Qué bien nos conoces a todos, sabes con quién reír, sabes con quién aguantar las expresiones de amor que se te dan con rudeza, y sabes también, que entre los dos existe un diálogo silencioso, que se da cuando te pones seria, cuando apenas abres tus lindos ojos. Con todas estas tus expresiones complejas, sabes cómo mantener nuestra atención para recibir íntegra la entrega del amor que sin condición te profesamos.
A mí me gusta verte y escucharte reír, señal de que eres feliz con nuestra presencia, pero más me gusta tener ese diálogo silencioso, muy tuyo, muy mío, y que yo gozo con verdadera humildad, porque me haces sentir de nuevo como un niño, que aferrado a tu vestido, temeroso espera que tus maternales brazos me puedan cargar, para calmar mis angustias, para sanar mis heridas, más sé que sigues confiando en mí y de paso me aconsejas para hacer de mi vida algo mejor.

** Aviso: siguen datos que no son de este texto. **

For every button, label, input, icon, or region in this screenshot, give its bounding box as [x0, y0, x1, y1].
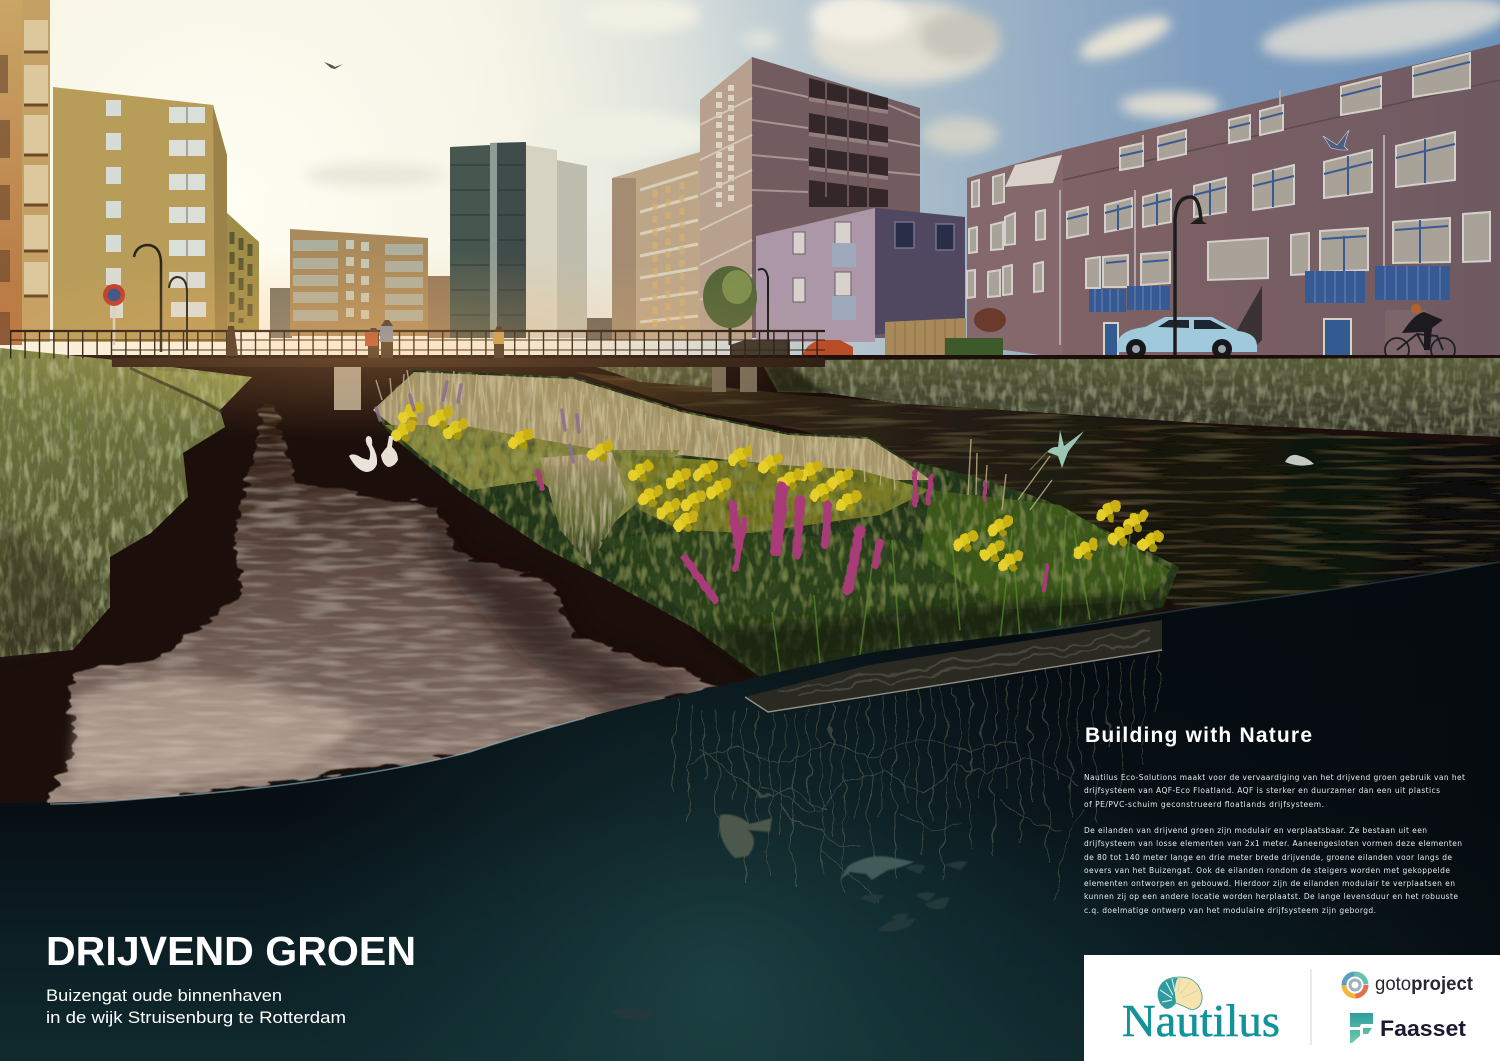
clouds: [305, 0, 1500, 340]
window frames blue: [1067, 62, 1470, 272]
waterline highlight: [50, 718, 585, 804]
subtitle: Buizengat oude binnenhaven: [46, 986, 282, 1005]
building: yellow low block: [226, 212, 259, 332]
awning: [1005, 155, 1062, 187]
plant mass: [373, 370, 1179, 682]
tree: [703, 266, 757, 345]
underwater section: [0, 562, 1500, 1061]
bird in sky: [324, 62, 343, 69]
paragraph two: de 80 tot 140 meter lange en drie meter brede drijvende, groene eilanden voor langs de: [1084, 853, 1452, 862]
warm sun flare over the bridge: [0, 250, 900, 440]
title block: [46, 928, 416, 1027]
canal water: [0, 355, 1500, 805]
purple flower spikes: [538, 472, 1047, 600]
divider: [1310, 969, 1312, 1045]
logo panel: [1084, 955, 1500, 1061]
building: far left tower: [0, 0, 50, 345]
duck on right water: [1285, 455, 1314, 466]
people on the bridge: [226, 320, 504, 358]
paragraph two: De eilanden van drijvend groen zijn modulair en verplaatsbaar. Ze bestaan uit een: [1084, 826, 1427, 835]
far water, right of island: [575, 372, 1500, 610]
paragraph two: elementen ontworpen en gebouwd. Hierdoor zijn de eilanden modulair te verplaatsen en: [1084, 879, 1455, 888]
dark lower foliage: [700, 590, 1163, 680]
text panel: Building with Nature: [1084, 724, 1465, 915]
street lamp right: [758, 197, 1207, 378]
right quay bank: [585, 358, 1500, 437]
small cars on the quay: [730, 340, 853, 356]
paragraph one: [1084, 773, 1465, 809]
downpipes: [1060, 90, 1384, 345]
sky: [0, 0, 1500, 420]
heading: Building with Nature: [1085, 724, 1312, 747]
floating platform: [745, 620, 1162, 712]
paragraph two: drijfsysteem van losse elementen van 2x1 meter. Aaneengesloten vormen deze elementen: [1084, 839, 1462, 848]
no-entry road sign: [103, 284, 125, 345]
logo: Faasset icon: [1350, 1013, 1373, 1043]
car: [1117, 317, 1257, 359]
subtitle: in de wijk Struisenburg te Rotterdam: [46, 1008, 346, 1027]
entry stairs: [1237, 286, 1262, 352]
paragraph one: of PE/PVC-schuim geconstrueerd floatlands drijfsysteem.: [1084, 800, 1324, 809]
paragraph one: drijfsysteem van AQF-Eco Floatland. AQF is sterker en duurzamer dan een uit plastics: [1084, 786, 1440, 795]
paragraph two: oevers van het Buizengat. Ook de eilanden rondom de steigers worden met gekoppelde: [1084, 866, 1450, 875]
subtitle: [46, 986, 346, 1027]
paragraph one: Nautilus Eco-Solutions maakt voor de vervaardiging van het drijvend groen gebruik van het: [1084, 773, 1465, 782]
bird on right: [1323, 130, 1349, 150]
lit tall grasses: [373, 372, 930, 480]
small fish shoal: [610, 861, 968, 1020]
fish: large bream: [719, 814, 772, 858]
doors: [1104, 319, 1351, 360]
building: right brick row: [945, 44, 1500, 362]
building: mid block: [290, 229, 428, 336]
street lamps left: [134, 245, 187, 352]
yellow flowers: [391, 402, 1163, 572]
logo: Nautilus wordmark: Nautilus: [1122, 995, 1280, 1046]
windows: [967, 53, 1490, 298]
distant buildings: [226, 142, 616, 340]
hummingbird: [1030, 430, 1084, 470]
fish: [610, 814, 968, 1020]
plant roots: [675, 652, 1158, 905]
fish: cod: [840, 856, 914, 880]
paragraph two: [1084, 826, 1462, 915]
floating island plants: [373, 370, 1179, 682]
swans: [349, 436, 398, 472]
title: DRIJVEND GROEN: [46, 928, 416, 974]
building: yellow-tan block: [53, 87, 227, 342]
hedge and red shrub: [974, 308, 1006, 332]
paragraph two: c.q. doelmatige ontwerp van het modulaire drijfsysteem zijn geborgd.: [1084, 906, 1376, 915]
cyclist: [1385, 304, 1455, 362]
left grassy bank: [0, 348, 252, 657]
bridge: [10, 320, 825, 410]
water reflection: [50, 403, 719, 805]
logo: gotoproject ring: [1344, 974, 1366, 996]
yellow-green middle: [385, 425, 680, 535]
logo: Nautilus shell: [1158, 977, 1202, 1010]
building: pink box: [756, 208, 966, 358]
building: central high-rise: [612, 57, 920, 340]
logo: gotoproject wordmark: gotoproject: [1375, 974, 1474, 995]
balconies: [1089, 266, 1450, 312]
building: blue-grey tower: [450, 142, 587, 338]
grass blades: [376, 370, 1052, 510]
logo: Faasset wordmark: Faasset: [1380, 1016, 1467, 1041]
paragraph two: kunnen zij op een andere locatie worden herplaatst. De lange levensduur en het robuuste: [1084, 892, 1458, 901]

Quizá mis hermanos sientan lo mismo que yo, quizá celosos están, de que sea yo quien lo mencione, y tal vez lo intuyan pero no lo comprendan, quizá no sepan que tu espíritu y el mío, son una misma entidad divina creada por Dios, para mantener nuestra unión. Madre, si es así, no se los cuentes, pues no te lo creerían, como no me lo creen a mí; pues habrá muchos árboles viejos, pero ninguno podría tener la madurez para entender que entre tú y yo hay un diálogo silencioso, que nos mantendrá en comunicación efectiva, más allá de la vida.
Madre, hoy acaricio tu hermoso cabello como tú siempre lo hacías conmigo, para decirme con ello cuánto me has amado y tus manos cálidas toco con suavidad y delicado esmero, porque de ellas espero en una caricia tu bendición, con el mismo anhelo que espero la bendición de Dios.